Hi Jim - didn't mean to aim the benchmark mess at you particularly.
However: the guys on Anand's forums were jumping to conclusions off their memory, I think. Go back and look at the new thread there and you will see the same numbers I looked at, except they haven't loaded the Firing Squad Kryotech 800 data yet. On most numbers the Athlon 650 does NOT exceed the oc'd 700 CUMine, more to the point, if you try to adjust the numbers to represent 733/RDRAM/i820 vs. 700/100, I think you will come to the same conclusion I did.
It is a notable fact that HardOCP's numbers for the 800 CUMine seem about linearly better than the PIII 500 he had, however, as one of the Anand boys also notes, processor performance does not usually scale linearly over that kind of range, so the 800 CUm is likely somewhat faster than an 800 PIII would be.

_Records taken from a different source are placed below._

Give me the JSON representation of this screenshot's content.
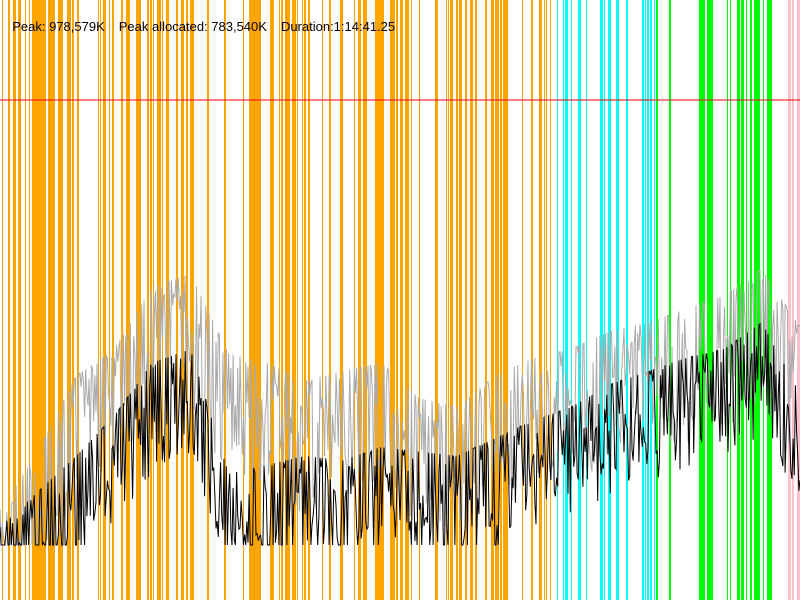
{
  "header": {
    "peak": "Peak: 978,579K",
    "peak_allocated": "Peak allocated: 783,540K",
    "duration": "Duration:1:14:41.25"
  },
  "colors": {
    "orange_phase": "#ffa500",
    "cyan_phase": "#00ffff",
    "green_phase": "#00ff00",
    "pink_phase": "#ffc0cb",
    "peak_line": "#ff0000",
    "total_series": "#aaaaaa",
    "allocated_series": "#000000"
  },
  "chart_data": {
    "type": "line",
    "x": "time (0 to 1:14:41.25)",
    "peak_marker_value": 978579,
    "phases": [
      {
        "name": "orange",
        "start": 0.0,
        "end": 0.69
      },
      {
        "name": "cyan",
        "start": 0.69,
        "end": 0.82
      },
      {
        "name": "green",
        "start": 0.82,
        "end": 0.965
      },
      {
        "name": "pink",
        "start": 0.965,
        "end": 1.0
      }
    ],
    "series": [
      {
        "values": [
          0.08,
          0.21,
          0.38,
          0.44,
          0.58,
          0.61,
          0.43,
          0.41,
          0.37,
          0.39,
          0.41,
          0.33,
          0.31,
          0.38,
          0.42,
          0.44,
          0.48,
          0.5,
          0.53,
          0.56,
          0.62,
          0.49
        ]
      },
      {
        "values": [
          0.04,
          0.12,
          0.2,
          0.29,
          0.41,
          0.44,
          0.16,
          0.18,
          0.2,
          0.19,
          0.22,
          0.21,
          0.2,
          0.24,
          0.28,
          0.31,
          0.36,
          0.39,
          0.42,
          0.44,
          0.5,
          0.34
        ]
      }
    ]
  }
}
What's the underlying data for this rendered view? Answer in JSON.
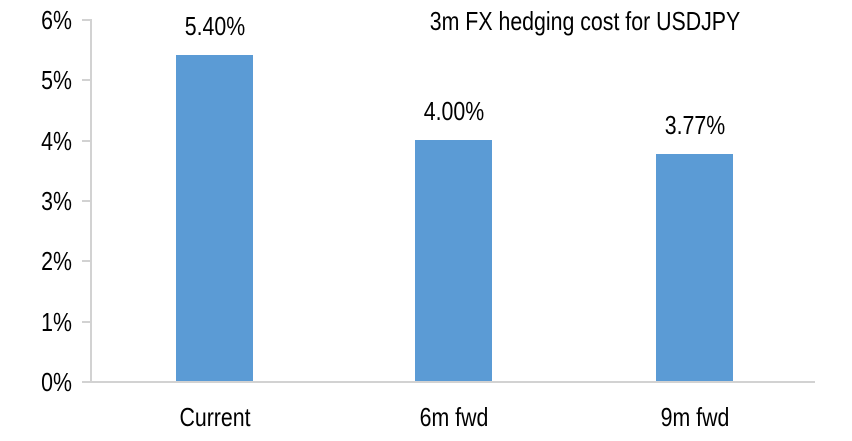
{
  "chart_data": {
    "type": "bar",
    "title": "3m FX hedging cost for USDJPY",
    "categories": [
      "Current",
      "6m fwd",
      "9m fwd"
    ],
    "values": [
      5.4,
      4.0,
      3.77
    ],
    "data_labels": [
      "5.40%",
      "4.00%",
      "3.77%"
    ],
    "xlabel": "",
    "ylabel": "",
    "ylim": [
      0,
      6
    ],
    "y_tick_labels": [
      "0%",
      "1%",
      "2%",
      "3%",
      "4%",
      "5%",
      "6%"
    ],
    "grid": false,
    "legend_position": "none",
    "colors": {
      "bar": "#5B9BD5",
      "axis": "#D2D2D2",
      "text": "#000000",
      "background": "#FFFFFF"
    }
  }
}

More to the point, we don't have to try to extrapolate up and back that far. The Kryotech 800 Athlon system is, for performance purposes, pretty much what an Athlon 800 wi. 100 MHz mem. would be if AMD were shipping it today on a .25um process. And the overclocked 800 CUm on 133 MHz mem. is pretty much like what a real 800/133 CUm would be, except that the bus overclocking would speed up other components that might have an effect on the benchs. That is why I think the synthetic CPU-intensive benchs are more meaningful for this system than, for instance, games. Elmer and others please note, most of these benchs are already using SSE or 3DNow. With all those caveats, if you compare those two systems, you see that the CUm is VERY competitive on everything except the SiS Drystone Int test. And if you then look at the 810/830/850 oc'd Athlons, you see considerable improvements in the same kinds of benchs, even at only 810 vs. 800. Thus I think the 125 mem speed is proving very helpful vs the 100 of the Kryotech system.
Finally, other tests of the i820/RDRAM vs bx/133 have shown that the i820 can boost perf several %. Put that together with what can be extrapolated from the oc'd 800 CUm, and I stand by my original assertion.
Needless to say, I would really like to see controlled, well-understood, head-to-head comparisons. But this is interesting info, nonetheless.